Why would Berlin do so? Some insiders believe that experts now want more control of the Energiewende. Back in 2012, the government tried to slow down the growth of solar, but the Bundesrat (upper house) opposed the Bundestag’s changes. A compromise was reached, but the government may have learned a lesson from the conflict: there are limits to fighting popular will. The Germans love their Energiewende, and many of them don’t want the government to tell them they have to stop building renewables.

Both Energy Minister Gabriel and his Undersecretary Baake are now adopting an approach that sounds to their critics like TINA (There Is No Alternative): since Brussels requires certain modifications, there is no point in discussing them. The harshest critics charge that Berlin is using Brussels as a ruse to force changes past a potentially oppositional Bundesrat.

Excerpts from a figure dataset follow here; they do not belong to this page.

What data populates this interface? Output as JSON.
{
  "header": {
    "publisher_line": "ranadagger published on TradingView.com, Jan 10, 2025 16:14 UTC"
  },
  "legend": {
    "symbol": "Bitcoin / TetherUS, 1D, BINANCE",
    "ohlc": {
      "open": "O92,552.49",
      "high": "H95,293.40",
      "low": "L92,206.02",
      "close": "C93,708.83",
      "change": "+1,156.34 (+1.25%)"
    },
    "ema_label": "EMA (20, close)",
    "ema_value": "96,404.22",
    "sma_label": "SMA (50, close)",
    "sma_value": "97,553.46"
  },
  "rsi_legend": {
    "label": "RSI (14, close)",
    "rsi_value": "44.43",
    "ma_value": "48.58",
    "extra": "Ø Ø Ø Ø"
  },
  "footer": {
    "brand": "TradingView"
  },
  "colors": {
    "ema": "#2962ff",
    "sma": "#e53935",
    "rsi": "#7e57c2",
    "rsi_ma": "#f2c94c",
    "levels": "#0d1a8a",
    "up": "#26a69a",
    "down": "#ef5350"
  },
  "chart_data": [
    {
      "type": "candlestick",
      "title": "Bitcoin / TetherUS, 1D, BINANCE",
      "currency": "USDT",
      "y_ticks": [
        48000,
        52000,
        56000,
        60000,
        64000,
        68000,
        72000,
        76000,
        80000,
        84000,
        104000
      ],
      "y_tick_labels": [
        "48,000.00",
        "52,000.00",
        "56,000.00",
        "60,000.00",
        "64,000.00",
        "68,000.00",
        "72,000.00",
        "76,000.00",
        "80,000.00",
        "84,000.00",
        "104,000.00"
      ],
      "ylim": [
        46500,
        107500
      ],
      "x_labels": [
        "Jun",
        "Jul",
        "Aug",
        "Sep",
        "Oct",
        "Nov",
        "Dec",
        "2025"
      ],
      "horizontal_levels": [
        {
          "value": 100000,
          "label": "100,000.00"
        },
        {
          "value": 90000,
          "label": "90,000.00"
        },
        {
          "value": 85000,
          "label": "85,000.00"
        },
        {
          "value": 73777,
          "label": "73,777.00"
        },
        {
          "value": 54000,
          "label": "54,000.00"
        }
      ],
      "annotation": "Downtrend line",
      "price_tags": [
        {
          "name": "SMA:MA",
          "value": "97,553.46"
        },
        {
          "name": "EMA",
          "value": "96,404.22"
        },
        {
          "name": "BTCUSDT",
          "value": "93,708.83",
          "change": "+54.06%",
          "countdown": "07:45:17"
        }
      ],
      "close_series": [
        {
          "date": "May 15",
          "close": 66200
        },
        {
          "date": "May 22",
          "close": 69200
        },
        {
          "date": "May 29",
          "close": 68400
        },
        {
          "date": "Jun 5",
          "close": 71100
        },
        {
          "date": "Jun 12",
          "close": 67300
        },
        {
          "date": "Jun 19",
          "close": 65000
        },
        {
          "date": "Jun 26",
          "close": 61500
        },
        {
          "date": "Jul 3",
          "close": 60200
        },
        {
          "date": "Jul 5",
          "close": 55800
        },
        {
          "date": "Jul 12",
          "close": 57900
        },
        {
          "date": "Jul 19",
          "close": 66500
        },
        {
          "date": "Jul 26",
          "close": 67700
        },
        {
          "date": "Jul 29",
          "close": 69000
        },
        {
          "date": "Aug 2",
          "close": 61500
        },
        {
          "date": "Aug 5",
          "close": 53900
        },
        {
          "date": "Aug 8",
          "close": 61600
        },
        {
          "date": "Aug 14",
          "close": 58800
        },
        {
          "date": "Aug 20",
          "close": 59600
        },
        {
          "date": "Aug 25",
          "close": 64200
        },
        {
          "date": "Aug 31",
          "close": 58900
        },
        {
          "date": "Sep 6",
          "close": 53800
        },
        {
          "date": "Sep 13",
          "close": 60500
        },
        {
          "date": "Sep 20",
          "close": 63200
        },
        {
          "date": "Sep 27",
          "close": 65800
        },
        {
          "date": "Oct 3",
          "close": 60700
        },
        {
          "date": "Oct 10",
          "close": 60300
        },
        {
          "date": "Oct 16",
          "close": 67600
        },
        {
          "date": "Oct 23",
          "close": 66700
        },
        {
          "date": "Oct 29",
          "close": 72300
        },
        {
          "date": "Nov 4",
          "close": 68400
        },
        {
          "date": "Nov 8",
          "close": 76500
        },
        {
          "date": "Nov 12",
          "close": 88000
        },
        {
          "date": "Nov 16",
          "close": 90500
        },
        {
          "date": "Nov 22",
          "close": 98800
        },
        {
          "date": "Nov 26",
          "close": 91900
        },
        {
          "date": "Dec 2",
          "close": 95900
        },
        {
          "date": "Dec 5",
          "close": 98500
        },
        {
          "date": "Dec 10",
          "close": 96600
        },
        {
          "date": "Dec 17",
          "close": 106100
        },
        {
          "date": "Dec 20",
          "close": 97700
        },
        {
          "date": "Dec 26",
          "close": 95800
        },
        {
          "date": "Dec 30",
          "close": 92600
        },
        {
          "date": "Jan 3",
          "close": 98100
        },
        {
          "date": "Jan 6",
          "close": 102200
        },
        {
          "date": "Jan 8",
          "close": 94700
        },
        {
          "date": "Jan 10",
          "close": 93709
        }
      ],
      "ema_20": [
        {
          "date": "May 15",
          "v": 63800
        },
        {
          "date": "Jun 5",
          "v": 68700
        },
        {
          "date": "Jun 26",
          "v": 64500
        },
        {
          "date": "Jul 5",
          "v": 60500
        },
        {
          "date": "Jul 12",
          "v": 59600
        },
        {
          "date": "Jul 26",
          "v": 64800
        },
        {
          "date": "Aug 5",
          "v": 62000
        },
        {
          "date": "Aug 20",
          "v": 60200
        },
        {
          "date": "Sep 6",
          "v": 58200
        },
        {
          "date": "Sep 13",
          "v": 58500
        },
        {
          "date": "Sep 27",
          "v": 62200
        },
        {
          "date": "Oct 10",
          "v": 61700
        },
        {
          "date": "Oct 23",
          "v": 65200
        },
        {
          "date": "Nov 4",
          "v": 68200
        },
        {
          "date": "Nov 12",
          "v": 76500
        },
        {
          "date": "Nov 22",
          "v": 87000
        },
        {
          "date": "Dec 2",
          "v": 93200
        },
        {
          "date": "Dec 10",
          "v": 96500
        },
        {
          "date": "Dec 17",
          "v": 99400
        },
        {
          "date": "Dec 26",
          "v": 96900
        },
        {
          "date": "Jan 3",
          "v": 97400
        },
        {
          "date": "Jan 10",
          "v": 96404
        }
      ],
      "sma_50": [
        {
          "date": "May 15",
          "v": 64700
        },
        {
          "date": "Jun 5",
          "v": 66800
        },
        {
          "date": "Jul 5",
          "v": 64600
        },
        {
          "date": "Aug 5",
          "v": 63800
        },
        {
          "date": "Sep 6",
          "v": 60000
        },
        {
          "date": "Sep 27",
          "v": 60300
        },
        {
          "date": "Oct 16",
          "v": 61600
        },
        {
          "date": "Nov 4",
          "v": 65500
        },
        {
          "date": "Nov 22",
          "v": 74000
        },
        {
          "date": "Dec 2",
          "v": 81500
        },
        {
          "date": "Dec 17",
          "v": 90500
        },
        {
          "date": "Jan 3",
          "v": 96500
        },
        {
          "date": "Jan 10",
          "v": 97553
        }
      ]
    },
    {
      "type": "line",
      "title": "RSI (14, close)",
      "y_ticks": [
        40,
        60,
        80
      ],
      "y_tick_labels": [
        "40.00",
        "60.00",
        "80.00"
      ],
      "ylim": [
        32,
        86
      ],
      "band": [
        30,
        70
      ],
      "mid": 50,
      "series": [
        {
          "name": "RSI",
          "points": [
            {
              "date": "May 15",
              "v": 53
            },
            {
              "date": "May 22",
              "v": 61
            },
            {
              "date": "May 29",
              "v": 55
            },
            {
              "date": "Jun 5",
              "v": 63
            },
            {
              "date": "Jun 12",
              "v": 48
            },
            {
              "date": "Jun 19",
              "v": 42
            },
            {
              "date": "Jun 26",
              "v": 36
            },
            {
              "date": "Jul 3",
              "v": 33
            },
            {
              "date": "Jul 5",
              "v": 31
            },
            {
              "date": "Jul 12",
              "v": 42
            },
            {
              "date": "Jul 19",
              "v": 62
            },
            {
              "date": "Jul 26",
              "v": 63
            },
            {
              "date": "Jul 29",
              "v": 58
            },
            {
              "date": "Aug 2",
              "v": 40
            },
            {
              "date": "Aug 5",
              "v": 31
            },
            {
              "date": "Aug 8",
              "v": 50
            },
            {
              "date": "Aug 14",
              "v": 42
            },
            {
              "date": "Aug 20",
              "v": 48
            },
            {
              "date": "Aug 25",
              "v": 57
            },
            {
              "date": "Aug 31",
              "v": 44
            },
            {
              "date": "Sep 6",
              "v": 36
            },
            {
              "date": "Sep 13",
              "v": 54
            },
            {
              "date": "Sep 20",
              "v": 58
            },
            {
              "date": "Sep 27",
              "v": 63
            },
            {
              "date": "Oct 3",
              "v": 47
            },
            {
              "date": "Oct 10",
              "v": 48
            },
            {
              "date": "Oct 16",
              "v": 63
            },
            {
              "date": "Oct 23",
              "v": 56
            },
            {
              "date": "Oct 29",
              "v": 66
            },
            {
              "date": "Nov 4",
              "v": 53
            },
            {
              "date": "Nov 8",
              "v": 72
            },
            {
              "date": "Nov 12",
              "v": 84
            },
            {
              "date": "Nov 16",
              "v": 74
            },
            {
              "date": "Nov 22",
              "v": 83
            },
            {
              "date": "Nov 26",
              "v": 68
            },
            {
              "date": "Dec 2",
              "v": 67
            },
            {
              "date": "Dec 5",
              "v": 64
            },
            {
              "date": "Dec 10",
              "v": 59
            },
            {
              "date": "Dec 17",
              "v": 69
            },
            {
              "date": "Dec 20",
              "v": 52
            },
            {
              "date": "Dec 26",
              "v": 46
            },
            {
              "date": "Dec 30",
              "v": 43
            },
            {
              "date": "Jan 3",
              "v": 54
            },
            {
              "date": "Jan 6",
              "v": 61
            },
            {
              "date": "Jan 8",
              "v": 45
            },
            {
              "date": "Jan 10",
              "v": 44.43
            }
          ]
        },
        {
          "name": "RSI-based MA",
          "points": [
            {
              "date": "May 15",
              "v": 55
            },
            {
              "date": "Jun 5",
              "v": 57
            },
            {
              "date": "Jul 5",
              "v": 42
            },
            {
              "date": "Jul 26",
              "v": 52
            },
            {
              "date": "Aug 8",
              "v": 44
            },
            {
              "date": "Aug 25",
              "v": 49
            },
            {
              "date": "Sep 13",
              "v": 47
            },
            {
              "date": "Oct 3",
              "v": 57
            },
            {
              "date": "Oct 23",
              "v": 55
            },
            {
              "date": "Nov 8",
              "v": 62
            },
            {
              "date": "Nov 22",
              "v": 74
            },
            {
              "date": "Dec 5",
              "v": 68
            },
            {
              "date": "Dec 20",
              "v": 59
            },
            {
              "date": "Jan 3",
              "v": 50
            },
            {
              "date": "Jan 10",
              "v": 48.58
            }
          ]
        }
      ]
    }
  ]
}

The real litmus test will be whether Berlin uses the channels available in order to continue negotiating with Brussels. As I discussed here, the European Commission wants a shift from feed-in tariffs to auctions, but exceptions can be made. If Berlin does not even try to take advantage of those loopholes, its critics will be convinced, as several people put it, that German politicians actually asked Brussels behind closed doors to intervene.

However, this is one litmus test that Berlin may actually pass. It seems that the German government does plan to keep fighting for its Renewable Energy Act in talks with the Commission. In a recent high-visibility case, for instance, the European Court of Justice ruled once again that member-state support for renewables is admissible. The renewables community in Germany breathed a sigh of relief upon hearing the announcement, which it took as evidence that the court would also uphold German feed-in tariffs if challenged. Word is that the German government will indeed defend feed-in tariffs based on that court ruling; that fight would certainly help convince the renewables community that their government is still on their side.

The problem seems to be planability. A court case could take years, and the agreement reached with Brussels for Germany’s amendments adopted last month only applies until the end of 2016. If Germany does not adjust its policy, the renewables sector will be in legal limbo in 2017 if the case is still pending in court – and that’s the best-case scenario. In the (admittedly unlikely) event that Germany loses that court case, money from that interim might need to be paid back. The result would be financial chaos.

What’s at stake is the broad community movement; people fear that, if the auctions Brussels wants to replace feed-in tariffs with are implemented, community wind projects, say, might be told they cannot put up more turbines because someone else can do it slightly cheaper elsewhere. But there are also signs that the government itself is concerned about this outcome. A study is being contracted, for instance, to see how citizen input could be included as a requirement in auctions.

In a way, though, the discussion has already slipped out of the hands of citizens and into the hands of experts. A journalist friend who recently went to work for a consumer advocacy group told me he will not miss writing about renewables. “People don’t understand all these details anymore,” he said.

I can sympathize. Ten years ago, I published a book in German explaining to the German public what the Energiewende is. The chapter on wind power talked about things like whether turbines are bad for birds and what had been done to make the machines quieter. Nowadays, we talk about how turbines can provide reactive power to stabilize the grid and how we need to focus less on generator size and more on swept area in order to increase capacity factors. Which one of those sentences did you understand better?

Somehow, Germany must find a balance between these expert debates and the citizen involvement that continues to make the energy transition possible. Both are needed. We need experts to tell us, say, how much solar we can build before storage is required and what the storage options are at what price. But in the end, it is up to citizens – not experts – to decide which option is chosen.

Craig Morris (@PPchef) is the lead author of German Energy Transition. He directs Petite Planète and writes every workday for Renewables International.


Craig Morris (@PPchef) is co-author of Energy Democracy, the first history of Germany’s Energiewende.


  1. Bart Hedebouw says

    Dear Mr. Morris,

    About mentioning that a study is being contracted to see how citizen input could be included as a requirement in auctions. Do you have any reference to this study?

  2. Craig Morris (@PPchef) says

    Mr Hedebouw, the study is being contracted, meaning that a ministry will decide who gets to write it. Then we will have to wait several months. Maybe it will be produced next summer.